Medienrummel geht zulasten einer sachlichen Diskussion
Der Medienrummel um die ARD-Sendung „Plusminus", in der das Magazin und der Chaos Computer Club den Fernsehzuschauern demonstrieren wollten, dass der neue Personalausweis nicht sicher sei, hat sich schnell gelegt. Einig sind sich verschiedenste Vertreter aus dem Technologieumfeld, dass eine echte Sicherheitslücke nicht aufgezeigt werden konnte („RFID im Blick" berichtete).
Dieser Meinung ist auch Frithjof Walk, Vertriebsleiter Obid, Feig Electronic: „Der Medienrummel ist überflüssig und dient nicht der Sache. Hier wurde offensichtlich das Sommerloch ausgenutzt", kommentiert er. „Es sollte unter fahrlässigen Sicherheitsbedingungen an einem Computer demonstriert werden, dass die Schwachstelle bei den Lesegeräten liegt. Letztendlich wurde vorgeführt, wie ein Rechner kompromittiert wurde, der überhaupt nicht gegen fremde Zugriffe geschützt ist, weder durch eine Firewall noch durch einen Virenscanner. Jedes Schutzprogramm hätte diesen Angriff sofort gemeldet" Dass die PIN-Eingabe über die PC-Tastatur abgehört werden könne, sei so Walk, bei allen Onlinegeschäften theoretisch möglich.
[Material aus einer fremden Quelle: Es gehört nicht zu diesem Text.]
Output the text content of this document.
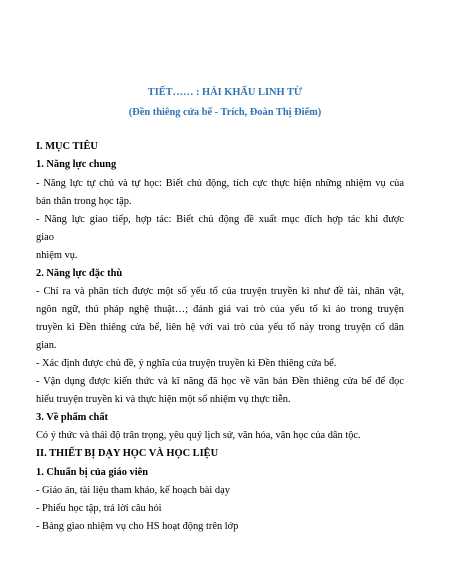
TIẾT…… : HÁI KHẨU LINH TỪ
(Đền thiêng cửa bể - Trích, Đoàn Thị Điểm)
I. MỤC TIÊU
1. Năng lực chung
- Năng lực tự chủ và tự học: Biết chủ động, tích cực thực hiện những nhiệm vụ của
bản thân trong học tập.
- Năng lực giao tiếp, hợp tác: Biết chủ động đề xuất mục đích hợp tác khi được
giao
nhiệm vụ.
2. Năng lực đặc thù
- Chỉ ra và phân tích được một số yếu tố của truyện truyền kì như đề tài, nhân vật,
ngôn ngữ, thủ pháp nghệ thuật…; đánh giá vai trò của yếu tố kì ảo trong truyện
truyền kì Đền thiêng cửa bể, liên hệ với vai trò của yếu tố này trong truyện cổ dân
gian.
- Xác định được chủ đề, ý nghĩa của truyện truyền kì Đền thiêng cửa bể.
- Vận dụng được kiến thức và kĩ năng đã học về văn bản Đền thiêng cửa bể để đọc
hiểu truyện truyền kì và thực hiện một số nhiệm vụ thực tiễn.
3. Về phẩm chất
Có ý thức và thái độ trân trọng, yêu quý lịch sử, văn hóa, văn học của dân tộc.
II. THIẾT BỊ DẠY HỌC VÀ HỌC LIỆU
1. Chuẩn bị của giáo viên
- Giáo án, tài liệu tham khảo, kế hoạch bài dạy
- Phiếu học tập, trả lời câu hỏi
- Bảng giao nhiệm vụ cho HS hoạt động trên lớp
Auch die Lesegeräte seien in verschiedenen Funktions- und Sicherheitsstufen erhältlich und müssen vom BSI zertifiziert werden. „Die Lesegeräte sind so sicher, wie der Stand der Technik es heute zulässt. Jeder, der eine hohe Sicherheit fordert, kann diese kaufen." Wichtig sei es, so Walk, den Benutzern klar zu machen, welche Maßnahmen notwendig sind, um Internet-Transaktionen sicher zu machen. „Heute weiß eigentlich jeder, dass man einen Virenscanner und Sicherheitsmaßnahmen braucht, um die 'Tür' zu schließen."
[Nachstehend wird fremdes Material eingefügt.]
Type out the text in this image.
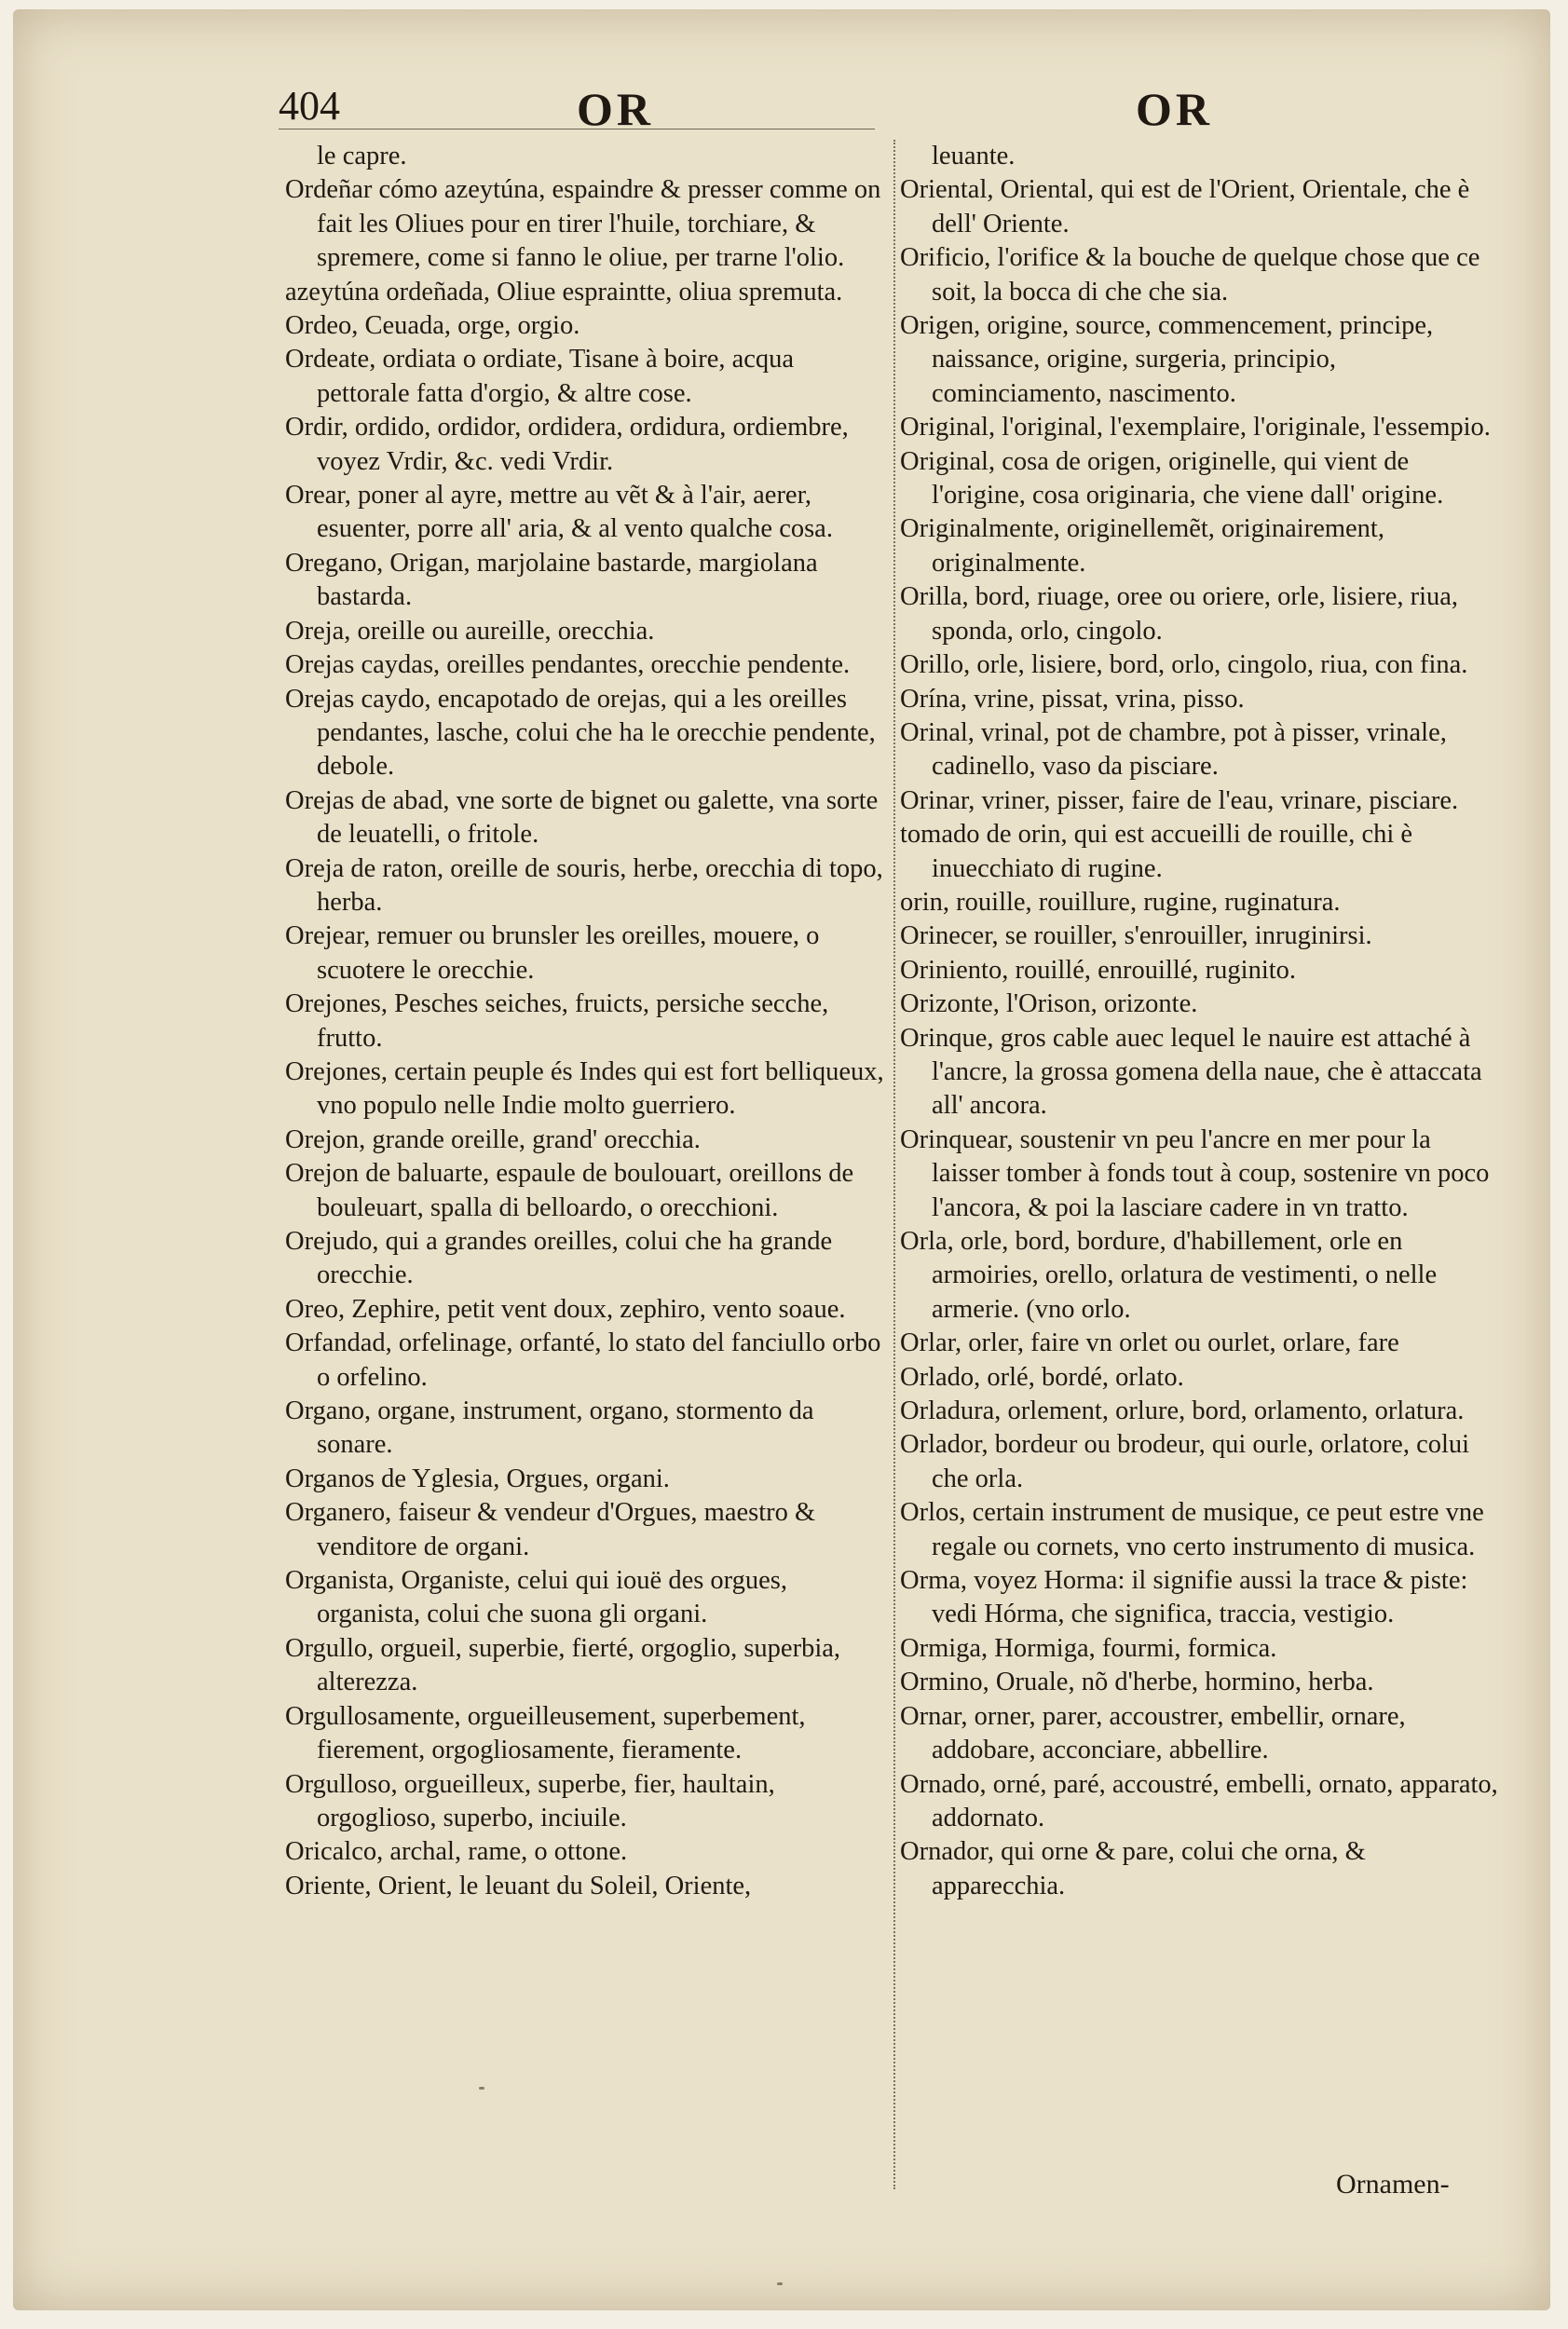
404	OR	OR

le capre.

Ordeñar cómo azeytúna, espaindre & presser comme on fait les Oliues pour en tirer l'huile, torchiare, & spremere, come si fanno le oliue, per trarne l'olio.

azeytúna ordeñada, Oliue espraintte, oliua spremuta.

Ordeo, Ceuada, orge, orgio.

Ordeate, ordiata o ordiate, Tisane à boire, acqua pettorale fatta d'orgio, & altre cose.

Ordir, ordido, ordidor, ordidera, ordidura, ordiembre, voyez Vrdir, &c. vedi Vrdir.

Orear, poner al ayre, mettre au vẽt & à l'air, aerer, esuenter, porre all' aria, & al vento qualche cosa.

Oregano, Origan, marjolaine bastarde, margiolana bastarda.

Oreja, oreille ou aureille, orecchia.

Orejas caydas, oreilles pendantes, orecchie pendente.

Orejas caydo, encapotado de orejas, qui a les oreilles pendantes, lasche, colui che ha le orecchie pendente, debole.

Orejas de abad, vne sorte de bignet ou galette, vna sorte de leuatelli, o fritole.

Oreja de raton, oreille de souris, herbe, orecchia di topo, herba.

Orejear, remuer ou brunsler les oreilles, mouere, o scuotere le orecchie.

Orejones, Pesches seiches, fruicts, persiche secche, frutto.

Orejones, certain peuple és Indes qui est fort belliqueux, vno populo nelle Indie molto guerriero.

Orejon, grande oreille, grand' orecchia.

Orejon de baluarte, espaule de boulouart, oreillons de bouleuart, spalla di belloardo, o orecchioni.

Orejudo, qui a grandes oreilles, colui che ha grande orecchie.

Oreo, Zephire, petit vent doux, zephiro, vento soaue.

Orfandad, orfelinage, orfanté, lo stato del fanciullo orbo o orfelino.

Organo, organe, instrument, organo, stormento da sonare.

Organos de Yglesia, Orgues, organi.

Organero, faiseur & vendeur d'Orgues, maestro & venditore de organi.

Organista, Organiste, celui qui iouë des orgues, organista, colui che suona gli organi.

Orgullo, orgueil, superbie, fierté, orgoglio, superbia, alterezza.

Orgullosamente, orgueilleusement, superbement, fierement, orgogliosamente, fieramente.

Orgulloso, orgueilleux, superbe, fier, haultain, orgoglioso, superbo, inciuile.

Oricalco, archal, rame, o ottone.

Oriente, Orient, le leuant du Soleil, Oriente,

leuante.

Oriental, Oriental, qui est de l'Orient, Orientale, che è dell' Oriente.

Orificio, l'orifice & la bouche de quelque chose que ce soit, la bocca di che che sia.

Origen, origine, source, commencement, principe, naissance, origine, surgeria, principio, cominciamento, nascimento.

Original, l'original, l'exemplaire, l'originale, l'essempio.

Original, cosa de origen, originelle, qui vient de l'origine, cosa originaria, che viene dall' origine.

Originalmente, originellemẽt, originairement, originalmente.

Orilla, bord, riuage, oree ou oriere, orle, lisiere, riua, sponda, orlo, cingolo.

Orillo, orle, lisiere, bord, orlo, cingolo, riua, con fina.

Orína, vrine, pissat, vrina, pisso.

Orinal, vrinal, pot de chambre, pot à pisser, vrinale, cadinello, vaso da pisciare.

Orinar, vriner, pisser, faire de l'eau, vrinare, pisciare.

tomado de orin, qui est accueilli de rouille, chi è inuecchiato di rugine.

orin, rouille, rouillure, rugine, ruginatura.

Orinecer, se rouiller, s'enrouiller, inruginirsi.

Oriniento, rouillé, enrouillé, ruginito.

Orizonte, l'Orison, orizonte.

Orinque, gros cable auec lequel le nauire est attaché à l'ancre, la grossa gomena della naue, che è attaccata all' ancora.

Orinquear, soustenir vn peu l'ancre en mer pour la laisser tomber à fonds tout à coup, sostenire vn poco l'ancora, & poi la lasciare cadere in vn tratto.

Orla, orle, bord, bordure, d'habillement, orle en armoiries, orello, orlatura de vestimenti, o nelle armerie. (vno orlo.

Orlar, orler, faire vn orlet ou ourlet, orlare, fare

Orlado, orlé, bordé, orlato.

Orladura, orlement, orlure, bord, orlamento, orlatura.

Orlador, bordeur ou brodeur, qui ourle, orlatore, colui che orla.

Orlos, certain instrument de musique, ce peut estre vne regale ou cornets, vno certo instrumento di musica.

Orma, voyez Horma: il signifie aussi la trace & piste: vedi Hórma, che significa, traccia, vestigio.

Ormiga, Hormiga, fourmi, formica.

Ormino, Oruale, nõ d'herbe, hormino, herba.

Ornar, orner, parer, accoustrer, embellir, ornare, addobare, acconciare, abbellire.

Ornado, orné, paré, accoustré, embelli, ornato, apparato, addornato.

Ornador, qui orne & pare, colui che orna, & apparecchia.

Ornamen-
Eine unsachgemäße Diskussion ginge so auf Kosten eines Projektes, das von den verantwortlichen Behörden und Instituten in Berlin „sehr gut, gezielt, und zuverlässig vorangetrieben wird", betont Walk. Für sinnvoll und wichtig hält er es daher, auch die Chancen und Möglichkeiten aufzuzeigen, die sich rund um das Thema 'Sichere Identitäten und Produkte' im Zusammenhang mit dem neuen Personalausweis im Internet eröffnen: „Die Zuverlässigkeit des Online-Handels, des Datenverkehrs und von Dienstleistungen wird sich mit wirklich gesicherten Identitäten grundlegend ändern und für den Verbraucher nützliche Applikationen aufzeigen", ist der Vertriebsleiter überzeugt.
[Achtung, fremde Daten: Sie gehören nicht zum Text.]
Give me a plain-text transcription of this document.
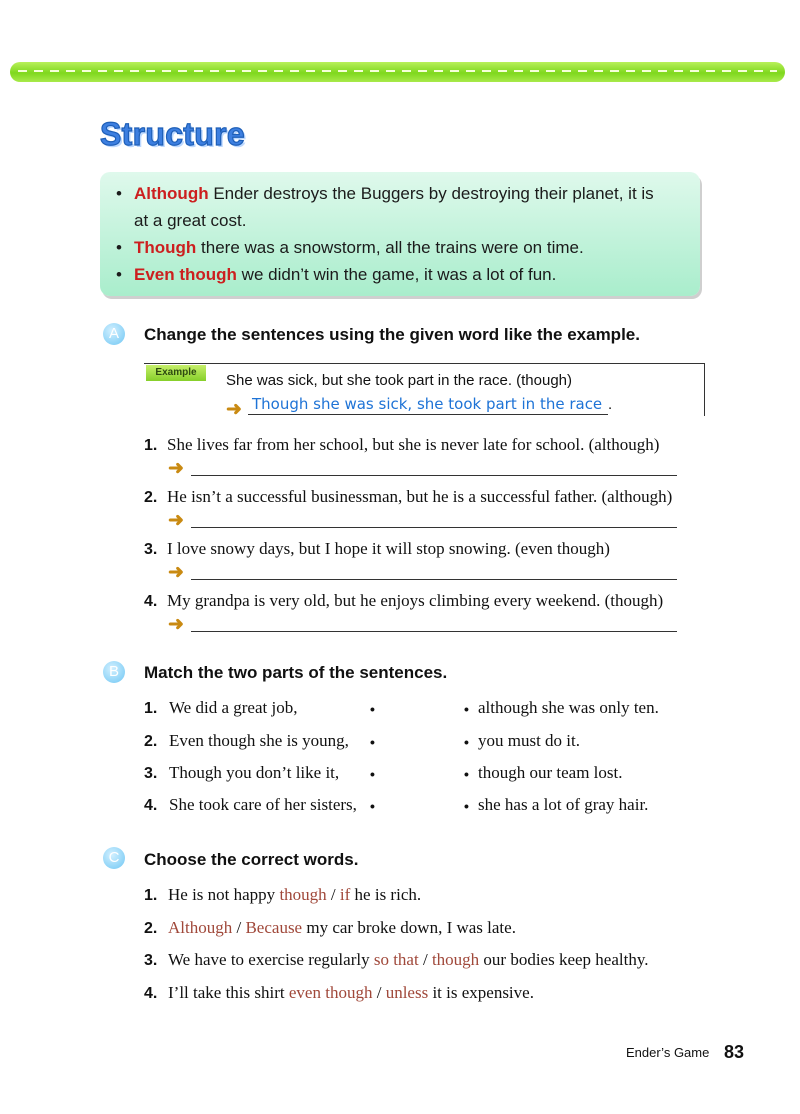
Structure
• Although Ender destroys the Buggers by destroying their planet, it is
at a great cost.
• Though there was a snowstorm, all the trains were on time.
• Even though we didn’t win the game, it was a lot of fun.
A	Change the sentences using the given word like the example.
Example	She was sick, but she took part in the race. (though)
➜ Though she was sick, she took part in the race .
1. She lives far from her school, but she is never late for school. (although)
➜
2. He isn’t a successful businessman, but he is a successful father. (although)
➜
3. I love snowy days, but I hope it will stop snowing. (even though)
➜
4. My grandpa is very old, but he enjoys climbing every weekend. (though)
➜
B	Match the two parts of the sentences.
1. We did a great job,	•	• although she was only ten.
2. Even though she is young, •	• you must do it.
3. Though you don’t like it, •	• though our team lost.
4. She took care of her sisters, •	• she has a lot of gray hair.
C	Choose the correct words.
1. He is not happy though / if he is rich.
2. Although / Because my car broke down, I was late.
3. We have to exercise regularly so that / though our bodies keep healthy.
4. I’ll take this shirt even though / unless it is expensive.
Ender’s Game 83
Um den neuen Personalausweis wird es auch beim AIM-Herbstforum gehen, welches der AutoID-Verband vom 6. bis zum 8. Oktober in Berlin veranstaltet. Zum Thema „Sichere Identitäten - AutoID im Spannungsfeld zwischen Personen- und Objektidentität" werden Risiken und Chancen im Rahmen einer Podiumsdiskussion gemeinsam mit Vertretern aus Politik, Wissenschaft und Wirtschaft erörtert werden. Ein Vertreter des Bundesinnenministerium hat bereits sein Kommen zugesagt. „Dabei soll die Diskussion bewusst offen bleiben für die Fragen der Zuhörer", so Walk. „Sicherheitslücken und Maßnahmen zur Sicherheit des Produktes sind dann natürlich genauso ein Thema wie die zukünftigen Perspektiven."